The groundbreaking research, published in the August issue of Transportation Research Part C: Emerging Technologies, was led by led by Ali Hajbabaie Ph.D., assistant professor in the department of Civil and Environmental Engineering at Washington State University, and graduate student Rasool Mohebifard.
The computer model enables estimating the traffic needs for individual metering gates on city streets. The system is dynamic, meaning it is able to update the metering estimate based on increases or decreases in traffic.
Hajbabaie said researchers have developed solutions for city streets gridlock by determining how much traffic needed to be reduced overall in an urban grid, but there has been no way to determine how much of incoming traffic needed to be stopped at a given entry point.
The WSU researchers used mathematical techniques to optimize traffic flow, finding the optimal percentage of incoming traffic that should be stopped at each gate. With optimization, researchers have to maximize or minimize quantities while satisfying some necessary conditions, explained Hajbabaie.
Traffic metering technology to regulate traffic flows has been around for years, perhaps most notably for regulating freeway entrances in congested areas.
In developing their system to better manage traffic on city streets, the professor and student aimed to maximize the number of vehicles passing through a street grid while making sure it is not oversaturated, causing gridlock.

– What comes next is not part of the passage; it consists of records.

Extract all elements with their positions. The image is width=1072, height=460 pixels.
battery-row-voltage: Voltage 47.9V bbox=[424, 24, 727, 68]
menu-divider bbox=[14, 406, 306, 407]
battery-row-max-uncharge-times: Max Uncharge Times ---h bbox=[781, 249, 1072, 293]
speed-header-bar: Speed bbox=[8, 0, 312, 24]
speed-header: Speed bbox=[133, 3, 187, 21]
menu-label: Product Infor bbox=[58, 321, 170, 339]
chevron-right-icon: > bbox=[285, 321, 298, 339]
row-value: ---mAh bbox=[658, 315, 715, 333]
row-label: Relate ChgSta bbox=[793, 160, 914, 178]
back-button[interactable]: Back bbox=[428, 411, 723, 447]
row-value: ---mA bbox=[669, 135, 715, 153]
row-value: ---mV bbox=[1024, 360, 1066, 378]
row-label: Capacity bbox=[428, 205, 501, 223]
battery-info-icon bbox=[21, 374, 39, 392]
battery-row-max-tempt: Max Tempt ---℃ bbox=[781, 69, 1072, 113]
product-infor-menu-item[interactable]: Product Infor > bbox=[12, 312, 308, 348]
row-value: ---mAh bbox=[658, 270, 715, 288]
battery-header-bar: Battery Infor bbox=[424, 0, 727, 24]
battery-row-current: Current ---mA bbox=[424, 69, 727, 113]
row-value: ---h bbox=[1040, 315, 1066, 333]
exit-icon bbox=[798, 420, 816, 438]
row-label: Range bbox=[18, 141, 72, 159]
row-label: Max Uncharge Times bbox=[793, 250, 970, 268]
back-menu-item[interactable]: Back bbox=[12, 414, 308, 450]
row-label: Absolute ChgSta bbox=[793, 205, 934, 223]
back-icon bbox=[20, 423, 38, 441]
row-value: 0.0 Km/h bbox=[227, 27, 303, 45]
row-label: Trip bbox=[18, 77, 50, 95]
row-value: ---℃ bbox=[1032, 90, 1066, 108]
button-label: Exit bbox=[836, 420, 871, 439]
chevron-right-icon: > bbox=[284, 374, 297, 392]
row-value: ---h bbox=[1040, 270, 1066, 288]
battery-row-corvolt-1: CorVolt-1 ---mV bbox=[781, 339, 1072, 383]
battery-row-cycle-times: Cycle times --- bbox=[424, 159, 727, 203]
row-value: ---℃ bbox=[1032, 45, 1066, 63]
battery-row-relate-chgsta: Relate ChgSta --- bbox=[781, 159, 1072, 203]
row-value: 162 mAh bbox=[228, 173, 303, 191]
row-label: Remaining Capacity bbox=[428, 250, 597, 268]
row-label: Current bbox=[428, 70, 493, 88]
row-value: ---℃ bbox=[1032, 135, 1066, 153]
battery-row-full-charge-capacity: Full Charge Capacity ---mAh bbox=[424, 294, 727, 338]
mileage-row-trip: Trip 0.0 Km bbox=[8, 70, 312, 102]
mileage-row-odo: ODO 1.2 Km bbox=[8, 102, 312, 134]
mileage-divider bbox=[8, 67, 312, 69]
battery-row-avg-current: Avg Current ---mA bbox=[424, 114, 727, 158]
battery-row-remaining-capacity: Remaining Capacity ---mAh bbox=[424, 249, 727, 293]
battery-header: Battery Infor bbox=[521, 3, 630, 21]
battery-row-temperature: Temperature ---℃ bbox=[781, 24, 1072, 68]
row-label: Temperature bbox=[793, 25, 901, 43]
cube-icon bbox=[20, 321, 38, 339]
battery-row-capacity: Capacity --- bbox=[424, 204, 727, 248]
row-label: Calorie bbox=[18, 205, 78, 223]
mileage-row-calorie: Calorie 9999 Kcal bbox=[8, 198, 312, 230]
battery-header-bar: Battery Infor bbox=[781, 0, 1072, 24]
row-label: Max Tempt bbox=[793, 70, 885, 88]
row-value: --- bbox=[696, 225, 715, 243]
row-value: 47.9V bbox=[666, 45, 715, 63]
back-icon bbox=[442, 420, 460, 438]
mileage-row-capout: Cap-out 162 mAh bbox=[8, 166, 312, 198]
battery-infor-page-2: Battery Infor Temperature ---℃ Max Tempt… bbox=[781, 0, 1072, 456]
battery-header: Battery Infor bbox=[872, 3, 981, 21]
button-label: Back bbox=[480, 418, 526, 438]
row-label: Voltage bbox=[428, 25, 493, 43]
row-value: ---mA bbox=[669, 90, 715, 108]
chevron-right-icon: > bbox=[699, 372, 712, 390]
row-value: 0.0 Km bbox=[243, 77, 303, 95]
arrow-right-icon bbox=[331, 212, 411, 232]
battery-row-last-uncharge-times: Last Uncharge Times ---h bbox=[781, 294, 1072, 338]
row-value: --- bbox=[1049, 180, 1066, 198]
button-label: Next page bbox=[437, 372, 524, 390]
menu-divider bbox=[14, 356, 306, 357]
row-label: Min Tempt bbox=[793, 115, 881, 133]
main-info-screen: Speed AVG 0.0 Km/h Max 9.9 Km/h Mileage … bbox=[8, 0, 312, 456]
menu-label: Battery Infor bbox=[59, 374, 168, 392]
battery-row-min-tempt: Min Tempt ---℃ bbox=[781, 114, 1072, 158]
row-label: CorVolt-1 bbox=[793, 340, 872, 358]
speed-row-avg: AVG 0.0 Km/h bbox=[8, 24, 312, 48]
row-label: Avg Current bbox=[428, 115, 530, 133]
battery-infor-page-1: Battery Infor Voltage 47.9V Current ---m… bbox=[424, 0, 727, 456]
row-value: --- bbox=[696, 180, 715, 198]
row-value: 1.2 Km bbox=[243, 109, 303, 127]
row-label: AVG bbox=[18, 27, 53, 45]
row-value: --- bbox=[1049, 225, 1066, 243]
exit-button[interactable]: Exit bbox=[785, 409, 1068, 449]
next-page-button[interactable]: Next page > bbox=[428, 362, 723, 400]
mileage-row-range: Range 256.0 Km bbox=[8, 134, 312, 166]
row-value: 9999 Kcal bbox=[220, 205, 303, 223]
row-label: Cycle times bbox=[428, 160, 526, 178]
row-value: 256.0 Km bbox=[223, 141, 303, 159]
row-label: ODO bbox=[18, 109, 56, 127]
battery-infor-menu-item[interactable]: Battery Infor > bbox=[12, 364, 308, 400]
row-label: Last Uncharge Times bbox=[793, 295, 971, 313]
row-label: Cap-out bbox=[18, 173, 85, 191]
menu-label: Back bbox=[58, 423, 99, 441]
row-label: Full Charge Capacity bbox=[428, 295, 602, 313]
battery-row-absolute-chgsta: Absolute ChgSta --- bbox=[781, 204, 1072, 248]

“The idea is that at a certain traffic volume, we’re going to have gridlocks unless we can intelligently regulate flow of traffic into an urban street network,” said Hajbabaie.
The researchers, whose work was funded by a grant from the U.S. Department of Transportation, have tested their model using traffic simulations on a computer and calibrated it with real world traffic data.
Dr. Hajbabaie joined WSU in 2014. His research focuses on developing data driven methodologies to improve operations, safety, and sustainability of current and next-generation transportation systems.